Day 13: June 20, Inverkeithing to Pencaitland, 33.8 miles
Peter, Gemma and we had perfected a multi-media-navigational system of finding our way, strung along by road signs, technology, and head-butting, but it was time to say goodbye. Peter and Gemma are headed to the north-west coast, and after a hearty goodbye we met Ian’s cousin Paul in downtown Edinburgh.
Peter and Gemma have shown us the joy of using every moment of daylight to squeeze in all the miles and sights a day can bring. Thanks, lovies!
Without a map (freaking Route 1 maps still evading us), we leaned on Paul as a guide. Luckily, we had found ourselves an expert. Paul took us on a tour of the city over its many volcanic hills and by gorgeous monuments and architecture. Heading east toward his family seat we did our best to keep up, and Paul dragged us over hill and dale to our weekend home.
Day 14: June 21, Pencaitland, 0 miles
It has been a lovely day off with Ian’s family. Paul and Ann have a gregarious set of twins and an affable teen son, with whom we spent the day touring Edinburgh, eating sweets downtown, and walking over dunes and through tidal pools.
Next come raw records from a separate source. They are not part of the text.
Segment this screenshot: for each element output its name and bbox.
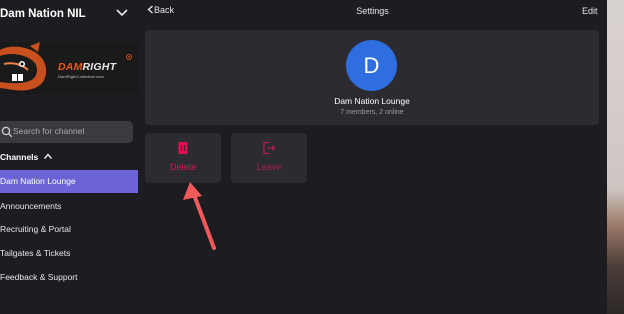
- desktop-background: [607, 0, 624, 314]
- edit-button[interactable]: Edit: [582, 6, 598, 16]
- banner-tagline: DamRightCollective.com: [58, 74, 104, 79]
- arrow-icon: [183, 182, 216, 250]
- channel-item-announcements[interactable]: Announcements: [0, 195, 138, 218]
- channel-avatar: D: [346, 40, 397, 91]
- search-placeholder: Search for channel: [13, 126, 85, 136]
- chevron-down-icon[interactable]: [115, 8, 129, 18]
- banner-brand-primary: DAM: [58, 61, 83, 73]
- channel-item-feedback-support[interactable]: Feedback & Support: [0, 266, 138, 289]
- settings-panel: Back Settings Edit D Dam Nation Lounge 7…: [138, 0, 607, 314]
- banner-brand-secondary: RIGHT: [82, 61, 117, 73]
- channel-item-recruiting-portal[interactable]: Recruiting & Portal: [0, 218, 138, 241]
- topbar: Back Settings Edit: [138, 0, 607, 22]
- channel-name: Dam Nation Lounge: [334, 96, 410, 106]
- page-title: Settings: [356, 6, 389, 16]
- org-banner: DAMRIGHT DamRightCollective.com: [0, 42, 138, 94]
- chevron-up-icon[interactable]: [43, 152, 53, 160]
- leave-button[interactable]: Leave: [231, 133, 307, 183]
- leave-label: Leave: [256, 162, 282, 172]
- sidebar: Dam Nation NIL DAMRIGHT DamRightCollecti…: [0, 0, 138, 314]
- channel-item-dam-nation-lounge[interactable]: Dam Nation Lounge: [0, 170, 138, 193]
- channels-heading: Channels: [0, 152, 39, 162]
- delete-label: Delete: [169, 162, 196, 172]
- channel-info-card: D Dam Nation Lounge 7 members, 2 online: [145, 30, 599, 125]
- channel-item-tailgates-tickets[interactable]: Tailgates & Tickets: [0, 242, 138, 265]
- registered-mark-icon: [126, 54, 132, 60]
- trash-icon: [178, 142, 188, 154]
- banner-logo: DAMRIGHT DamRightCollective.com: [58, 61, 116, 79]
- delete-button[interactable]: Delete: [145, 133, 221, 183]
- exit-icon: [263, 141, 276, 155]
- search-icon: [1, 126, 13, 138]
- beaver-logo-icon: [0, 42, 47, 91]
- org-name: Dam Nation NIL: [0, 8, 86, 20]
- channel-member-count: 7 members, 2 online: [340, 109, 404, 116]
- org-header[interactable]: Dam Nation NIL: [0, 0, 138, 28]
- search-input[interactable]: Search for channel: [0, 121, 133, 143]
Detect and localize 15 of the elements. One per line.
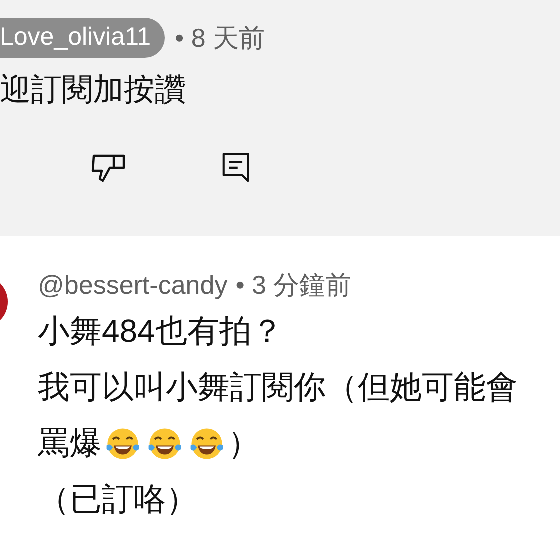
reply-icon[interactable] (222, 152, 250, 184)
comment-time: • 3 分鐘前 (236, 268, 352, 302)
laughing-face-icon (147, 426, 183, 462)
comment-time: • 8 天前 (175, 22, 266, 54)
laughing-face-icon (105, 426, 141, 462)
author-chip[interactable]: Love_olivia11 (0, 18, 166, 58)
comment-text: ） (228, 424, 260, 463)
comment-text: 小舞484也有拍？ (38, 312, 284, 351)
laughing-face-icon (189, 426, 225, 462)
dislike-icon[interactable] (90, 152, 126, 184)
comment-text: 迎訂閱加按讚 (0, 71, 187, 109)
comment-author[interactable]: @bessert-candy (38, 270, 228, 300)
comment-text: 罵爆 (38, 424, 102, 463)
comment-text: （已訂咯） (38, 480, 198, 519)
comment-text: 我可以叫小舞訂閱你（但她可能會 (38, 368, 518, 407)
It was a day of rest physically but also mentally. We had no directions to decipher, and happily followed along as Paul taught us local history and shared family stories.
Between delicious home-cooked feasts and much needed baths, we poured over maps and plotted our route with Paul’s WiFi and guidance. We’ve shed two pounds of paper containing Google Map directions in this way.
As we keep traveling, we hope to be so lucky as to keep finding people like Paul, who will share local know-how and direct us to maps and websites to find the next days route. We have planned our way already, but it is with the help of others and just a little bit of Google that this trip is realizing itself.